Seeing threats in everyday life
“In the beginning, anything frightens you,” said Satedra Smith, wounded by random gunfire on a porch step in Chattanooga, Tennessee, in 1999. “One thing I was thinking, I’m never gonna wanna drive, I’m never gonna wanna go outside. It really causes a blockage of the mind, an insecurity, because you don’t know if it could happen again to you or anybody around you.”
Joshua Stepakoff was injured at a Jewish community center in 1999. Just 6 years old at the time, Stepakoff developed severe anxiety attacks. Unable to bear being away from his parents, he couldn’t spend the night at friends’ houses. But even when he was home, everyday noises would terrorize him.
“There were just so many triggers in everyday life that would set me off,” he said. “The sounds of helicopters, sirens, the sight of police officers, the sight of fire trucks, anything with flashing lights, loud noises. I would run around the house, lock all the doors, close all the blinds, and start blasting music so I could drown it out. That was pretty intrusive for the rest of my family, when I would close down the house.”
Feeling lonely and isolated
Layla Bush was shot twice in 2006 when a gunman entered the Seattle Jewish Federation, where she was working as a receptionist. She awoke in the hospital weeks later to learn that one of her co-workers had died, and that she had missed the burial.
“I felt so alone in my mourning, both for her and for the shooting in general because everyone else had already gone through the process,” Bush wrote in an email. “The severity of my injuries meant I was left feeling isolated, even though I was one of five GSW (gunshot wound) survivors, not to mention my many uninjured co-workers who also struggled with the trauma of the shooting. Sometimes not being able to go through that process at the same time as others because of serious physical injury is it’s own kind of unique and very lonely trauma.”
Realizing that this is just the beginning of a long medical journey
All the survivors who spoke to The Trace said their recovery process was just beginning in those first few days. Physical therapy, subsequent surgeries, and infections lay ahead. Bush said she developed a rare lung infection. Owens had to relearn to walk and familiarize himself with using a wheelchair, which he still uses regularly.
“It was a year of, honestly, hell,” Sherman said. “A horrible year of antidepressant medication and painkillers and infections. People told me it was the infection that could kill me, not really the bullet.”
Johnson considers himself lucky. After three major surgeries and a year and a half of physical therapy, he still has only 50 percent range of motion in his arm. “My right shoulder is an inch and a half lower than it should be,” he said. “I can’t lift things. It kind of ticked me off when my daughter was born and I couldn’t really pick her up.”
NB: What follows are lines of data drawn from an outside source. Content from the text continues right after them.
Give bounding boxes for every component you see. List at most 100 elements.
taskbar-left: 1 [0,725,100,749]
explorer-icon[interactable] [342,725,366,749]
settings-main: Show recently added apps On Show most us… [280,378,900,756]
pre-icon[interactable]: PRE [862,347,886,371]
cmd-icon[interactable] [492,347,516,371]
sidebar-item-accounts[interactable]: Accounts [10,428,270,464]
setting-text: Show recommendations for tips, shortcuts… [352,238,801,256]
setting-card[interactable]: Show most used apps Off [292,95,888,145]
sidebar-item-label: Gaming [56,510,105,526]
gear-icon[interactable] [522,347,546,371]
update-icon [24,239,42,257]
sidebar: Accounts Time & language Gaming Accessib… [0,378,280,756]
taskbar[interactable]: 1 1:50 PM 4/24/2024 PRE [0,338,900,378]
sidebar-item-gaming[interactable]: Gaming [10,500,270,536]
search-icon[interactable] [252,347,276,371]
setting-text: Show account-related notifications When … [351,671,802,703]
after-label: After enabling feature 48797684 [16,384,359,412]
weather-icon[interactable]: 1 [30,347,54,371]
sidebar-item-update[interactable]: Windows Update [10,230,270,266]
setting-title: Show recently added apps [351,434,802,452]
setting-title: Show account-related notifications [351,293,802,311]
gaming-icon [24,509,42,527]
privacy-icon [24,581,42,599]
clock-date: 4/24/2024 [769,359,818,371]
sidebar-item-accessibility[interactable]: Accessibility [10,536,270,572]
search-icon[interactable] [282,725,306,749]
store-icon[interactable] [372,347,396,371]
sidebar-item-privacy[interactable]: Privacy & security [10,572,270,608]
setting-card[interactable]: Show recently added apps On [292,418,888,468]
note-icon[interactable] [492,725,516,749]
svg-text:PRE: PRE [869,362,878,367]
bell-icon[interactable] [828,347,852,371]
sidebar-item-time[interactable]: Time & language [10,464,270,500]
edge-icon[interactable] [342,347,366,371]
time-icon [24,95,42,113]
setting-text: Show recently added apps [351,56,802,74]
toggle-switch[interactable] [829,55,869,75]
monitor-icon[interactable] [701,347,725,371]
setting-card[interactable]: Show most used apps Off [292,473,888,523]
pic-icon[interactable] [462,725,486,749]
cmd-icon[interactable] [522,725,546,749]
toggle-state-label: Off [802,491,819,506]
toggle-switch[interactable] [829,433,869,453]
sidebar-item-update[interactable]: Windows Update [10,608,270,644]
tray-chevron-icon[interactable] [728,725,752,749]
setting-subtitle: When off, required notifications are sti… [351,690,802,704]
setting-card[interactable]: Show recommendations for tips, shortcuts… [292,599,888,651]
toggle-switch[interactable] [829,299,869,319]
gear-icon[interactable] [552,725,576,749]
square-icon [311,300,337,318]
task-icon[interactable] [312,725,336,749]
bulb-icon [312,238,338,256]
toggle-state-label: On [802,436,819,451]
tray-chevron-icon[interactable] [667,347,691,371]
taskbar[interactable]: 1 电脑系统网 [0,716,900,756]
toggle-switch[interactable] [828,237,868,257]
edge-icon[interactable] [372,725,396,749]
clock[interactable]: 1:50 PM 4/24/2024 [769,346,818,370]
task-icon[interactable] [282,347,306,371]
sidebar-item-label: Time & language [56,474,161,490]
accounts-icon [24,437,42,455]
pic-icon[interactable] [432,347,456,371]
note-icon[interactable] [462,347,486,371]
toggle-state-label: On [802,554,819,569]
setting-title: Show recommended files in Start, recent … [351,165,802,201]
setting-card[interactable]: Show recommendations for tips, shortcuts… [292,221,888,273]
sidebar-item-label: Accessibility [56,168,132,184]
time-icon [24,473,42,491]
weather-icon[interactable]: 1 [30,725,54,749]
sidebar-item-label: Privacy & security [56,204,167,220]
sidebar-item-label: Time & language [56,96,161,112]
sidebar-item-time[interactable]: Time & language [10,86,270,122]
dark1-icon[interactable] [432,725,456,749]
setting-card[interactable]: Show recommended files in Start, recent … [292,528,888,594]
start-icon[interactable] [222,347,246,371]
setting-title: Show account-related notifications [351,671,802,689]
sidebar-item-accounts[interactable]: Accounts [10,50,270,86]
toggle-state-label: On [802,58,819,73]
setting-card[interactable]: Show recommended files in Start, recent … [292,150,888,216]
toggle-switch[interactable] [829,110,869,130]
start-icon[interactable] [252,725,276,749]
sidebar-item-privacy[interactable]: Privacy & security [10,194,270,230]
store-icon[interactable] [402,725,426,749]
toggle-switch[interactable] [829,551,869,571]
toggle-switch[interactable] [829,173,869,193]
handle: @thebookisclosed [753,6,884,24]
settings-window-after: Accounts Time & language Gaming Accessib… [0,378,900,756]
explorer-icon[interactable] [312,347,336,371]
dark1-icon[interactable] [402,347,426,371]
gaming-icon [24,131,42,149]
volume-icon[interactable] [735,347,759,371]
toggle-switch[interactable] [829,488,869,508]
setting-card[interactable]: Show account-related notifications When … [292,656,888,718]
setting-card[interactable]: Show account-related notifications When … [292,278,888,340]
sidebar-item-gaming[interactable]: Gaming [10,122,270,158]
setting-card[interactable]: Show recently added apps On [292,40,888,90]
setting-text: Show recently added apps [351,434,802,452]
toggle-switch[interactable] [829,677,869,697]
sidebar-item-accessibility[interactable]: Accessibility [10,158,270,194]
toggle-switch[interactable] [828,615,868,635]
Owens said that, for him, the pain and despair gradually faded. “When you’re by yourself at the hospital, it can be rough at times,” he said. “You’re lying there and you can’t get out of bed and you’re hooked to a bunch of tubes. You end up feeling sorry for yourself, ‘why me?’, the whole bit. But once I got home and started to get into some routine, started experiencing some nice things — being outside on a nice day, going to a park — then you feel better.”